Selama proses pengerjaan berlangsung, arus lalu lintas di sekitar lokasi proyek diperkirakan mengalami penyesuaian. Terlebih mendekati Ramadan dan Idul Fitri, mobilitas warga biasanya meningkat. Untuk itu, pemerintah daerah akan menerapkan sistem pengaturan lalu lintas secara bertahap guna menjaga kelancaran perjalanan sekaligus memastikan keselamatan pengguna jalan.

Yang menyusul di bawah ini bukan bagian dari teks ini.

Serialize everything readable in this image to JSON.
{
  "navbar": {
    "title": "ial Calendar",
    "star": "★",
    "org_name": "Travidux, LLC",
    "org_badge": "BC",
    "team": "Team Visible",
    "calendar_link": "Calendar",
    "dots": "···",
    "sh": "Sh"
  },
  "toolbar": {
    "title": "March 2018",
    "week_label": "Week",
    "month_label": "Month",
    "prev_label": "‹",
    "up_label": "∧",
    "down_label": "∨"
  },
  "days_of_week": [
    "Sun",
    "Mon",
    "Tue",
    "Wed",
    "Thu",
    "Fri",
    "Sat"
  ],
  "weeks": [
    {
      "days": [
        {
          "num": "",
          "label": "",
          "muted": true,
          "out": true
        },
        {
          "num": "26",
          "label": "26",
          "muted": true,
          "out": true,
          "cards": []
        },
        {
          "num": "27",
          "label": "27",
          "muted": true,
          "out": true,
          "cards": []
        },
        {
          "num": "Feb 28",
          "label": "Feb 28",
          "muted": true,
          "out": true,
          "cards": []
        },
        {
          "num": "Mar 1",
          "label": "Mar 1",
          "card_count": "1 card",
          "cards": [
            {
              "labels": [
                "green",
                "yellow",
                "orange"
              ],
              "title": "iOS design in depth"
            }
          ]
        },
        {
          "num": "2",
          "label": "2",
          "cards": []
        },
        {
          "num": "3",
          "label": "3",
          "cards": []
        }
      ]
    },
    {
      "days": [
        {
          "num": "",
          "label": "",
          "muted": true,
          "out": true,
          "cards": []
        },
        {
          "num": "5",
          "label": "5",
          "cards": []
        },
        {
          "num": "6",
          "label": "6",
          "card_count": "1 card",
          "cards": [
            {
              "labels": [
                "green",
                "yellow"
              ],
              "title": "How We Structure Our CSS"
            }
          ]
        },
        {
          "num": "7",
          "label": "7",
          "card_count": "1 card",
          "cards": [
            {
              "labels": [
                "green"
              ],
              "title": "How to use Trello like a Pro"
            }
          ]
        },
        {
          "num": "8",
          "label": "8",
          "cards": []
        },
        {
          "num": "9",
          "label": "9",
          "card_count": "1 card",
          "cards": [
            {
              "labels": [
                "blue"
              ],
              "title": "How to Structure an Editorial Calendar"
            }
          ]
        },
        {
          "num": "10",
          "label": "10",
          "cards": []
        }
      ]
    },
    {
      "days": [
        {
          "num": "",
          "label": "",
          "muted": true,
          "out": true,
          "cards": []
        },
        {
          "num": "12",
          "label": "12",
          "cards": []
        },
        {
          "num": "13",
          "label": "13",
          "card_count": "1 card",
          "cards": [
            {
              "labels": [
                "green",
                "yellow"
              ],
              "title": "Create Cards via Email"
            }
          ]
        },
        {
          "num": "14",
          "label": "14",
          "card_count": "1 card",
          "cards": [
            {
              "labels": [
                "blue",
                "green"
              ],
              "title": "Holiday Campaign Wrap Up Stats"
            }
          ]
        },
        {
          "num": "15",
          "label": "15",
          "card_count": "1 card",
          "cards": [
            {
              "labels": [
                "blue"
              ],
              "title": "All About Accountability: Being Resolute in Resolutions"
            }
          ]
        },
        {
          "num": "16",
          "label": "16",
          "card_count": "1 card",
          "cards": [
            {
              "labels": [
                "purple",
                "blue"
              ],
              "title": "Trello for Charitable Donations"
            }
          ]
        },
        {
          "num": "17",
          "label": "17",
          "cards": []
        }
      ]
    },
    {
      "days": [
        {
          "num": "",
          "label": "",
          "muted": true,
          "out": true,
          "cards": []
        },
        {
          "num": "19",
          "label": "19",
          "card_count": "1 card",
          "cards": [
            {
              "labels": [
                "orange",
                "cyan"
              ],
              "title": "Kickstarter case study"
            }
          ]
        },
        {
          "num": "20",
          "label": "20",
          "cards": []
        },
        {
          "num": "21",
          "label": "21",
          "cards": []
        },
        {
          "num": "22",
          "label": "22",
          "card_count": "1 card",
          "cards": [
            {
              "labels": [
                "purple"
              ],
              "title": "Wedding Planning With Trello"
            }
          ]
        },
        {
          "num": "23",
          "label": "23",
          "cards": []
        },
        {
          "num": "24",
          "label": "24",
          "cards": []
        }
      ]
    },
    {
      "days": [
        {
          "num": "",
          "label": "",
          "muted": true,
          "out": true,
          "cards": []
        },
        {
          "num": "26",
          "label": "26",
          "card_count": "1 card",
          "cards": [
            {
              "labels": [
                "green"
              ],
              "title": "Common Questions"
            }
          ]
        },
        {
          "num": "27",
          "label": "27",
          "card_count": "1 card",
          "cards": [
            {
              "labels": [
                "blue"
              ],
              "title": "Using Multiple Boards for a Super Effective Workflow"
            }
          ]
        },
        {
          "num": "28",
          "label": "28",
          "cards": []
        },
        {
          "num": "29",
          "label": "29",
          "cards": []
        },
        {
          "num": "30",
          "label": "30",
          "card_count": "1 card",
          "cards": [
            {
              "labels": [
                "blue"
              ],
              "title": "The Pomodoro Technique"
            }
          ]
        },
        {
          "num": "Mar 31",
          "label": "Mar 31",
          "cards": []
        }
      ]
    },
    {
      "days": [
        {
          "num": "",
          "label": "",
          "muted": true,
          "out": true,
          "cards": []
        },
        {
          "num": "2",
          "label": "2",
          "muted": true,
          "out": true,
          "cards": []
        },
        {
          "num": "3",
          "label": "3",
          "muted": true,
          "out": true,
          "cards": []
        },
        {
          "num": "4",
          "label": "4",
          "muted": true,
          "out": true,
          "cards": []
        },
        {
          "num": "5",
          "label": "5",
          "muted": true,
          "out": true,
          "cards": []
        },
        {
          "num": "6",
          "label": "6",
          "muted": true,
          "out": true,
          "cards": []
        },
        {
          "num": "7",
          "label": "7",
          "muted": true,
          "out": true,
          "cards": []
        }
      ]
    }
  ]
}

Erwin pun mengajak masyarakat untuk bersabar selama proses perbaikan berlangsung. Menurutnya, gangguan sementara yang terjadi merupakan bagian dari proses pembangunan infrastruktur yang lebih baik dan berkelanjutan.
Lebih lanjut, ia menegaskan bahwa perbaikan jalan Sambirobyong–Pulotondo merupakan bagian dari upaya pemerintah daerah dalam meningkatkan konektivitas antarwilayah serta memperkuat aktivitas ekonomi masyarakat desa.
“Dengan infrastruktur jalan yang lebih baik, diharapkan mobilitas masyarakat semakin lancar dan kegiatan ekonomi di wilayah ini dapat berkembang lebih optimal,” pungkasnya.